Resource Development Council
 
 

Time to return to multiple use on the Tongass National Forest

By Frank Murkowski

The Clinton Administration imposed the Roadless Rule on the Tongass in 2001. The Forest Service’s failure to correctly describe the volume of timber needed to meet market demand in the 1997 Tongass Land Management Plan Environmental Impact Statement caused the Ninth Circuit to enjoin most timber sales associated with the Plan in 2005, pending a new Forest Plan which was produced in 2008. Now Secretary of Agriculture Thomas Vilsack wants to significantly amend the 2008 Forest Plan by directing a 10-15 year transition to second growth timber.

Along with terminating the long term pulp mill contracts, and modifying its domestic manufacture policy (which in the 1970s provided 4,500 direct jobs in Southeast), each of the actions mentioned above has been a disaster for the timber industry and Southeast Alaska. There are fewer sawmills now than in 1900, and far less volume harvested.

Amending the Forest Plan, as the Secretary proposes will cause the greatest harm of all. This is because the purpose of the transition to second growth is a blatant attempt to prevent entry into Roadless Areas, which the current Forest Plan allows. This policy will not only adversely affect timber, but renewable energy development, including hydropower and geothermal, and mining as well. Restricting access in this way effectively destroys multiple use of the Tongass.

Because of these terrible impacts, Governor Parnell appealed the Court’s 2011reversal of the Exemption to the Roadless Rule that my Administration negotiated in 2003. He has re-filed the lawsuit against application of the Roadless Rule to the Tongass that Governor Knowles originally filed in 2001. The congressional delegation has introduced legislation in the House and the Senate to set aside application of the Roadless Rule to the Tongass.

Instead, of reinforcing the Roadless Rule, Secretary Vilsack should engage in rulemaking to correct the errors the Court found in the 2003 Department of Agriculture rulemaking that exempted the Tongass pursuant to the July 2003 settlement agreement that my Administration negotiated with the Justice Department.

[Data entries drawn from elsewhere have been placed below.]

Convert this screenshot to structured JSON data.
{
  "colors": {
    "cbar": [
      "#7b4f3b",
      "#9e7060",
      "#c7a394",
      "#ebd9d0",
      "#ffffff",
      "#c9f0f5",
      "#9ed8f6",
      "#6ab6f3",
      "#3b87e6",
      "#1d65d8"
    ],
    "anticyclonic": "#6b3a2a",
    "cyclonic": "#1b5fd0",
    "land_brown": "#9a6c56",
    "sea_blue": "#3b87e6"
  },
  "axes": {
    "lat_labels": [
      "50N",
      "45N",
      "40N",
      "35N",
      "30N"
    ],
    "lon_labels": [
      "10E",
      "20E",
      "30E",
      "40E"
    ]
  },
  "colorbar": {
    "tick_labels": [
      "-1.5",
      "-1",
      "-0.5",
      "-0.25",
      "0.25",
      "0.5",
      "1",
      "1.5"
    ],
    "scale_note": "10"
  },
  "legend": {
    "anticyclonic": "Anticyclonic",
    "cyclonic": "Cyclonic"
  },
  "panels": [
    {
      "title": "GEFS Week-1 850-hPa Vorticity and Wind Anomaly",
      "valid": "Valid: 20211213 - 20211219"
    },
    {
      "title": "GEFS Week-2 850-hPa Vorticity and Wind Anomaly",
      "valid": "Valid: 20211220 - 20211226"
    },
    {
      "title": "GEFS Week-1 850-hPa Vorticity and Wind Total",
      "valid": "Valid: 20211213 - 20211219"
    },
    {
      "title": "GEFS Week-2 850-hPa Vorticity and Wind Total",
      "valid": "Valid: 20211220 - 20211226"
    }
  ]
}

The premise of the Secretary’s directive that the Forest Service can prohibit entry to the 9.6 million acres of Roadless Areas because there will be sufficient second growth available to support a viable timber industry in 10-15 years is simply false for the following reasons:

  1. When he first proposed this idea to the Tongass Futures Roundtable in May 2010, courageous Tongass-based Forest Service employees told him that it would not work. That is why no effort was made to amend the Forest Plan to implement the Transition then;
  2. His apparent belief that environmental groups will support harvest of old growth timber outside of Roadless Areas (to allow the 10-15 years which even he agrees is necessary) is belied by the seven administrative appeals of the Big Thorne Sale, which has delayed the award of that Sale to who knows when;
  3. A significant portion of the second growth inventory is located in the 1,000 foot coastal buffer zones and stream buffers where the old time loggers first started. The Forest Plan and the Tongass Timber reform Act preclude timber harvest in those areas;
  4. The National Forest Management Act prohibits the harvesting of timber until it is mature. In the Tongass that is 90-100 years. The oldest second growth we have (other than on Admiralty Island) is 60 years old. Even Secretary Vilsack admits in his July 2, 2013 Directive that Congress will have to change the law to allow the transition;
  5. Preventing timber harvest before a stand matures was a key demand achieved by national environmental groups in the NFMA in 1976. Secretary Vilsack knows that they will not agree to it. That’s why he plans to amend the Forest Plan before attempting the change needed in the NFMA to make it work;
  6. At page 23, the 2010 Economic Analysis of Southeast Alaska, which analyzed the Secretary’s Transition Plan, it states “young growth management is not currently economically viable without substantial public investments to pay for thinning. Given fiscal constraints, where’s the money coming from to pay for this? Secretary Vilsack knows that Congress will not agree to it. That’s why he plans to amend the Forest Plan before attempting to obtain the appropriations needed to make it work.

What is Secretary Vilsack’s reason for taking such an irresponsible and reckless position regarding the Tongass? Is he taking the same personal interest in other National Forests? Is it coming from him or from environmental groups pressuring the White House?

In conclusion, we need our political leaders to continue to fight to get rid of the Roadless Rule. And, we need to oppose the Secretary’s Transition Plan amendment to the 2008 Amended TLMP because its purpose is to reinforce the Roadless Rule and because it is a fraud. We need to return to multiple use management of the Tongass.

Frank Murkowski is a former Governor of Alaska.